| Although much of the focus during this past session was on the tax climate, taxpayers should remember that it is not only the tax structure of the state that affects the economy of the state but also the overall application of government to the state’s daily life.
What’s the application of government? It is how government regulates, controls and influences the decisions of individuals and businesses both within the state and those who are “outside” looking in, considering whether or not Hawaii might be a good place to invest. Indeed a good part of Hawaii’s current economic troubles is due to the perception of how good or bad it is to do business in the state.
One of the critical deciding factors for any investor is whether or not the investment will be profitable. A number of considerations go into making that evaluation, from the cost of the location, distance to markets, availability of materials, ease of transportation, labor force skill and availability, and certainly taxes. But taxes can take shape in a number of forms. There are the taxes that most of us recognize as a payment of money for having conducted business or earned income in the state.
But taxes can also take the form of government regulations with which a business must comply in order to open its doors in the state. Unfortunately, Hawaii has some of the most arcane regulations governing businesses and individuals. Many know of the land use laws which imposed a tight stranglehold on the use of land for years. In fact, the state’s land use laws are often cited as a major reason for the high cost of housing in Hawaii for the three decades following statehood.
All of these regulations cost something, be it time in man-hours or money. All of these add to the “cost” of an investment. The greater the cost, the less likely an adequate return on the investment. Thus, investors are sensitive to the regulatory climate because they view regulations as increased “costs.” Many of these regulations have been adopted over the years in order to protect the public at large against unscrupulous businesses. However, it seems that these regulations have gone much farther than what one would consider reasonable. Many of these regulations were adopted because some constituent ran into a problem. In fact, it used to be a well-worn joke that one senator used to introduce such regulatory legislation just because he had run into a problem with a business.
While some will argue that stringent regulation is necessary to protect the public, one has to question just how much regulation is necessary before that regulation becomes a millstone around a business. For example, many who must comply with environmental regulations cite the fact that the state’s regulations in this area are far more stringent than their federal counterparts. Given that situation, is it any wonder that a business that may have to comply with such regulations would look for a location other than Hawaii?
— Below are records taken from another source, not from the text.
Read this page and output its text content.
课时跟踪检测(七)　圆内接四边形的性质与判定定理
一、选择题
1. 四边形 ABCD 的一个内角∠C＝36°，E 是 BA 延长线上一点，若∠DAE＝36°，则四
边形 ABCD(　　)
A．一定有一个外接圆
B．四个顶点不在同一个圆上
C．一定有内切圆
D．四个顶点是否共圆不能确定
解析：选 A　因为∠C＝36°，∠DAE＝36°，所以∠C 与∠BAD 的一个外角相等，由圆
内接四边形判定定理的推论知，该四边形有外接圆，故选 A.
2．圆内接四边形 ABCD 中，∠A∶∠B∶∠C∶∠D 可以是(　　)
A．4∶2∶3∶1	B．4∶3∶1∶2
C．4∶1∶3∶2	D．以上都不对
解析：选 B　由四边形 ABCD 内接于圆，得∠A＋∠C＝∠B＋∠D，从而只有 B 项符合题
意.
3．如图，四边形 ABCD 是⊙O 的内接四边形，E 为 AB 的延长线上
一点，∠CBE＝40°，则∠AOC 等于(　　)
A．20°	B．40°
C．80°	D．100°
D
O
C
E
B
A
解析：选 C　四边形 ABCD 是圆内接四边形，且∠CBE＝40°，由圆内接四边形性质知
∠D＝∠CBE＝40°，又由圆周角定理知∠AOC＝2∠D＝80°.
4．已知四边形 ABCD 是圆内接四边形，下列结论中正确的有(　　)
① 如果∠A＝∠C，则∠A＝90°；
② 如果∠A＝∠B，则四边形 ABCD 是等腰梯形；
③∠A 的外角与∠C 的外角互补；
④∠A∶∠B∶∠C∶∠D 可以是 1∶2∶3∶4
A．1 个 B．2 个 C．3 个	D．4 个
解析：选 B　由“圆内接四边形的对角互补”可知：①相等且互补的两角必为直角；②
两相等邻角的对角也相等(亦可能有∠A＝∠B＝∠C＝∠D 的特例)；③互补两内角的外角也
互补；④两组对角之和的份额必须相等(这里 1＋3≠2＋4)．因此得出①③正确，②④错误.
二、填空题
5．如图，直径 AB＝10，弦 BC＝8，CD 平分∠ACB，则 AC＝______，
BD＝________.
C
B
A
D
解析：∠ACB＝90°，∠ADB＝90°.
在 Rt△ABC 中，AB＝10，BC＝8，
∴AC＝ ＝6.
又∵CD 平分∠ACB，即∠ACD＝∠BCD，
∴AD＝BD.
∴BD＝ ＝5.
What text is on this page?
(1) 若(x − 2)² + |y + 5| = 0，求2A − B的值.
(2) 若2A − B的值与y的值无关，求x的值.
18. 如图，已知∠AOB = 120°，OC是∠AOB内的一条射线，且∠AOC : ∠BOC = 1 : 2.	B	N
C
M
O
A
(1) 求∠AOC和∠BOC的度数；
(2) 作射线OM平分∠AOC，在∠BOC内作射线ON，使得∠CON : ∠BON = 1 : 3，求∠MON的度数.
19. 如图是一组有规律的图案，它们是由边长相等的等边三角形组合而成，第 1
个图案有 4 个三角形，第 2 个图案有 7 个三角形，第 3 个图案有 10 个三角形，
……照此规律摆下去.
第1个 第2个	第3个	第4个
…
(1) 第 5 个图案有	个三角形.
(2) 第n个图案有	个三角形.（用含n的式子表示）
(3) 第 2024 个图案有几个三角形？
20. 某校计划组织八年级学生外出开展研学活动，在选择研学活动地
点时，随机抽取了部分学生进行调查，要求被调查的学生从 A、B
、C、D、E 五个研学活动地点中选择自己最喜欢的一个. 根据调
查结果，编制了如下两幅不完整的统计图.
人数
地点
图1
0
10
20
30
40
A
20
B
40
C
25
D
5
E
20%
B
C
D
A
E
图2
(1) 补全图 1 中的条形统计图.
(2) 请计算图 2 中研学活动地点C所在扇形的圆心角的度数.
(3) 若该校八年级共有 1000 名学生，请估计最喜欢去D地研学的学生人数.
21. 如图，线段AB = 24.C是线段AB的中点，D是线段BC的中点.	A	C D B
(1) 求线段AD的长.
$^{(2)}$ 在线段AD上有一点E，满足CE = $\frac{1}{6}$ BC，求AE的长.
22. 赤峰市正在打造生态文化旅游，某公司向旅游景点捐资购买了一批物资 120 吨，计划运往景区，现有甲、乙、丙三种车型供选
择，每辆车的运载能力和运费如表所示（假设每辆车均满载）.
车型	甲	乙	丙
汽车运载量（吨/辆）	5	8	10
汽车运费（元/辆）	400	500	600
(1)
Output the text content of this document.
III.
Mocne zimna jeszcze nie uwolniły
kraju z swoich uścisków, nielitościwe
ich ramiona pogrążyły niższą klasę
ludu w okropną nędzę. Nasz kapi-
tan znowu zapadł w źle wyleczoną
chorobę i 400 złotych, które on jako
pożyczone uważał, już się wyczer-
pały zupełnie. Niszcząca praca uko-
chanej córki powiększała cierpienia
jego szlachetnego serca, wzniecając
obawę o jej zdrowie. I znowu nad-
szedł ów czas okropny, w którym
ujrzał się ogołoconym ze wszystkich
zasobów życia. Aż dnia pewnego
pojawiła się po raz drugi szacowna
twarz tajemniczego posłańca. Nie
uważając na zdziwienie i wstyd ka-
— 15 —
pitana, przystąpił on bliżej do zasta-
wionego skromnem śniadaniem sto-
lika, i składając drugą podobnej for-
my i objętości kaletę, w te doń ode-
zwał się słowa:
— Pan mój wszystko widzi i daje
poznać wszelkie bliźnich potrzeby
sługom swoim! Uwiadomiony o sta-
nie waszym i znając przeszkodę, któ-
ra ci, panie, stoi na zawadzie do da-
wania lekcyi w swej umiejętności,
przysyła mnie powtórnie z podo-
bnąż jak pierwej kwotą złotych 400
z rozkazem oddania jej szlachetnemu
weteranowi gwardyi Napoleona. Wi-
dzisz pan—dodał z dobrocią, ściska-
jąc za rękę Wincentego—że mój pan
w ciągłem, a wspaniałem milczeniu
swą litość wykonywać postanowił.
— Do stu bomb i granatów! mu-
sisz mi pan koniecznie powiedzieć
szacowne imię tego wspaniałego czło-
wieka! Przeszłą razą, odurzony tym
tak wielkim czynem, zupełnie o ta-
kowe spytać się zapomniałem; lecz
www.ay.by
That is not to say that regulations don’t play an important role in safe guarding the consuming public and the environment. On the other hand, if it is those regulations which are deterring businesses from locating in Hawaii, then lawmakers need to take another look at them. There is a delicate balance between allowing individuals and businesses to do whatever they wish and tying the hands and emptying the pockets of an investor all in the name of protecting the unsuspecting consumer.
What we have learned is that many of those regulations are now stifling our economic future. While some may disagree, we must make a choice between a draconian regulatory climate and an economy that can survive and turn a profit for investors. To a large degree this regulatory climate is a product of the attitude that lawmakers have toward business. For much of the history of Hawaii since statehood, lawmakers have had a suspicion of business which in turn has led to the regulatory atmosphere that dominates the state’s business climate.
Thus, while the heavy tax burden we carry in Hawaii has an effect on potential investors, the regulatory environment is another important factor in the consideration of locating a business in Hawaii. So will this environment change? It will change only when elected officials recognize that there must be a balance within the regulatory environment and that business and government are partners in this dilemma.